As I write this on Christmas Eve, exhibitors like major computer maker Lenovo, T-Mobile, Amazon, GM, Google, Meta, AT&T and others have announced that they will be reducing attendance on-site. and go virtual. T-Mobile CEO Mike Siewart said he would not be making his keynote address because the company would “prioritize the safety of our team” by limiting attendance.
Major tech media groups such as TechRadar say “we will not be covering CES 2022 in person, for the sake of the health and well-being of our journalists.” As PR specialist Molly Mulloy @prmolly put it on Twitter, “So @CNETNews, @TechCrunch, @verge, @techradar, @tomsguide, @MKBHD, @IGN all virtual for # ces2022. How long will @CTATech take to call it? “
Meanwhile, Las Vegas hotel room prices are dropping for the show period. Entrepreneurs betting everything on the show would once four in a room to beat high CES prices. But during CES 2022, Hotels.com is advertising 30% off Virgin Hotels Las Vegas, 25% off the Venetian or the Palazzo, 10% off the Sahara ($ 91!), 25% off the brand new Las Vegas Hilton at Resorts World, 31% off Treasure Island, 20% off Caesar’s Palace.
Until 2020, I used to joke, based on 25 years of being there, that “CES is a node of diseases all over the world”. The joke (if it was one) was that people heading to CES would arrive on crowded planes from all over the world, then walk through crowded exhibition halls, have dinner and play while breathing on each other.
I quit making this joke after attending the last CES with 170,000 others. This program took place from January 7 to 10, 2020. Already, a mysterious virus had been reported in China. A day after the show ended, China reported its first virus death. At the end of the month, the first new case of the coronavirus was reported in the United States
CES 2021 was canceled (or technically went “all virtual”) in July 2020 as COVID-19 raged. But as of this writing, CES 2022, which kicks off in less than two weeks, is still taking place as an in-person show with a virtual component.

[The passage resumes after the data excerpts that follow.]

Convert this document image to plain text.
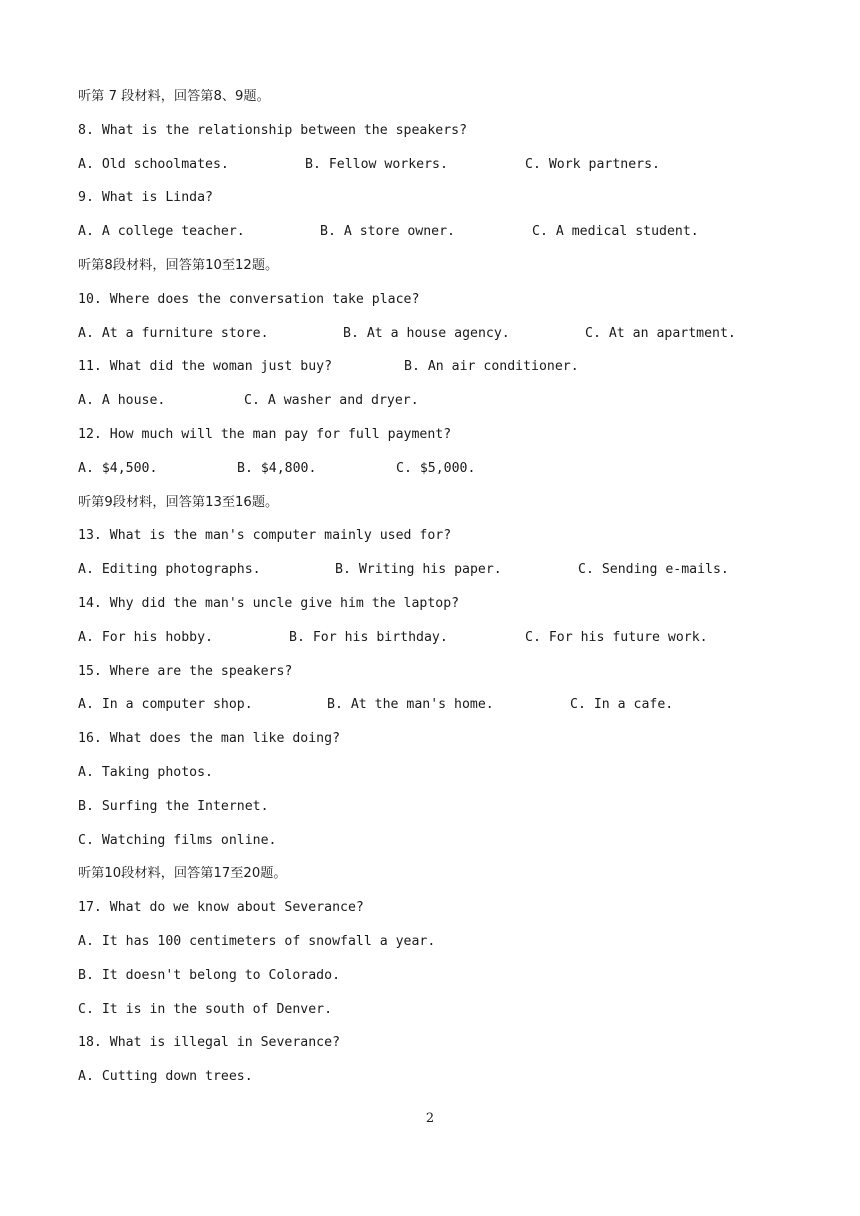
听第 7 段材料，回答第8、9题。
8. What is the relationship between the speakers?
A. Old schoolmates.	B. Fellow workers.	C. Work partners.
9. What is Linda?
A. A college teacher.	B. A store owner.	C. A medical student.
听第8段材料，回答第10至12题。
10. Where does the conversation take place?
A. At a furniture store.	B. At a house agency.	C. At an apartment.
11. What did the woman just buy?	B. An air conditioner.
A. A house.	C. A washer and dryer.
12. How much will the man pay for full payment?
A. $4,500.	B. $4,800.	C. $5,000.
听第9段材料，回答第13至16题。
13. What is the man's computer mainly used for?
A. Editing photographs.	B. Writing his paper.	C. Sending e-mails.
14. Why did the man's uncle give him the laptop?
A. For his hobby.	B. For his birthday.	C. For his future work.
15. Where are the speakers?
A. In a computer shop.	B. At the man's home.	C. In a cafe.
16. What does the man like doing?
A. Taking photos.
B. Surfing the Internet.
C. Watching films online.
听第10段材料，回答第17至20题。
17. What do we know about Severance?
A. It has 100 centimeters of snowfall a year.
B. It doesn't belong to Colorado.
C. It is in the south of Denver.
18. What is illegal in Severance?
A. Cutting down trees.
2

Do I go? I debate. I love the show and I love seeing friends and writing about new products. And for me, any excuse to go to Las Vegas is good.
If I go, I might find work as a surety for media organizations. And as a writer, to cover the kickoff of a plague third year in Las Vegas would be an incredible scene.
But I am not a courageous first responder or frontline worker. I am a journalist covering new products and trends.
Do I have to travel and risk illness to see a bunch of gadgets? At least if I caught Omicron at home I could rest in my own bed and watch my own TV. If I go, my wife told me to choose a room to quarantine when I return.